By Administrator_India
The dollar stood tall over the languishing euro and heavily sold exporter currencies on Wednesday, as investors reckoned with a deepening economic fallout from the coronavirus.
The new coronavirus has caused 2,004 deaths in China and infected more than 74,000 people, while measures to contain it have paralyzed the economy and the supply chains it feeds.
The yield curve between U.S. three-month bills and 10-year notes inverted overnight, a bearish economic signal, and German investor confidence slumped as its economy stagnates, sending the euro cheaper than $1.08 for the first time since 2017.
Against a basket of currencies, the greenback is sitting by a four-month high at 99.452. It touched a one-week high against the Australian and New Zealand dollars overnight.
Both Antipodean currencies are heavily exposed to China, and both have lost roughly 5% against the dollar this year. Norway’s krone, sensitive to the global growth outlook via oil exports, has shed 6% in 2020 and slumped to an 18-year low overnight.
The euro has fallen 3.7% amid increasing signs of divergence between the European and U.S. economies.
The single currency last bought $1.0796. Moves in major currencies were slight in morning trade.
China says figures indicating a slowdown in new cases in recent days show the aggressive steps it has taken to curb travel and commerce are slowing the spread of the disease beyond central Hubei province and its capital, Wuhan.

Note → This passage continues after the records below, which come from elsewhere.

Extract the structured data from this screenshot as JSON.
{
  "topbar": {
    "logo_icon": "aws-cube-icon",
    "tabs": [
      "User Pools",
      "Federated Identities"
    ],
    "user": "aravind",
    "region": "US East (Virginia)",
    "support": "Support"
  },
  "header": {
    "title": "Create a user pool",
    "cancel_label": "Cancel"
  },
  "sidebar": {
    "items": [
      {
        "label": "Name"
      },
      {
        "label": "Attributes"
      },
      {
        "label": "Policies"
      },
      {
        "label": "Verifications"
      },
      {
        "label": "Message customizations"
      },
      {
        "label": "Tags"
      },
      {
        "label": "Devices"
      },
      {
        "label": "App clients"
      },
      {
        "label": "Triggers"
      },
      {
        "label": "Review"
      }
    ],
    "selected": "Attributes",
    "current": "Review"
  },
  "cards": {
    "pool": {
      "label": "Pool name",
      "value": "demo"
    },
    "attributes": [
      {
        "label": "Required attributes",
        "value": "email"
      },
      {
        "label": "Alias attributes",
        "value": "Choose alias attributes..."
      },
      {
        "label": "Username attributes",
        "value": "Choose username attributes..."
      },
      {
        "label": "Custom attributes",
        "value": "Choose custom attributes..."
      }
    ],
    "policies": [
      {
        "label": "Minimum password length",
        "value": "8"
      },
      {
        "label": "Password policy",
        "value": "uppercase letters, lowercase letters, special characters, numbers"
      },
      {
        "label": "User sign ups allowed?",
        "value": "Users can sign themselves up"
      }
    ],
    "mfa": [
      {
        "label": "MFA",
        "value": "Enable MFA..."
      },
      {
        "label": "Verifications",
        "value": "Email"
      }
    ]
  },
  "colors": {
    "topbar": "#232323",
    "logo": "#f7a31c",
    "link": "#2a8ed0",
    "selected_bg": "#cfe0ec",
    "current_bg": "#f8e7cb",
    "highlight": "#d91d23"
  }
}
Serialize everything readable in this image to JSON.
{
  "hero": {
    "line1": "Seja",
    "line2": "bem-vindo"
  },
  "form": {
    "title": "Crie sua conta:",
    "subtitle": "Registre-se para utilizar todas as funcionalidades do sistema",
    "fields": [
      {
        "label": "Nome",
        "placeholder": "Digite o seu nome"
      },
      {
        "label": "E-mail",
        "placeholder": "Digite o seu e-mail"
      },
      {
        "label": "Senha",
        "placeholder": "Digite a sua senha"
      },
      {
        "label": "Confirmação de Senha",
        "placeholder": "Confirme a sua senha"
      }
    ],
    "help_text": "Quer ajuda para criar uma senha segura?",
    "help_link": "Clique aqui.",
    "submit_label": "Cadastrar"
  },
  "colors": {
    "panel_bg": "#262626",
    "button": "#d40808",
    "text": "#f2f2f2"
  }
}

That has not stopped worries mounting, with hedge funds turning to proxies from railway movements to port activity and air pollution to try and gauge how much production remains offline.
Gold is sitting above $1,600 an ounce for the first time since U.S.-Iran tensions in the Middle East sent it spiking in early January <xau=>. Priced in euros, gold’s value jumped almost 2% to a record high overnight.
China’s yuan was last steady at 7.0017 per dollar in offshore trade.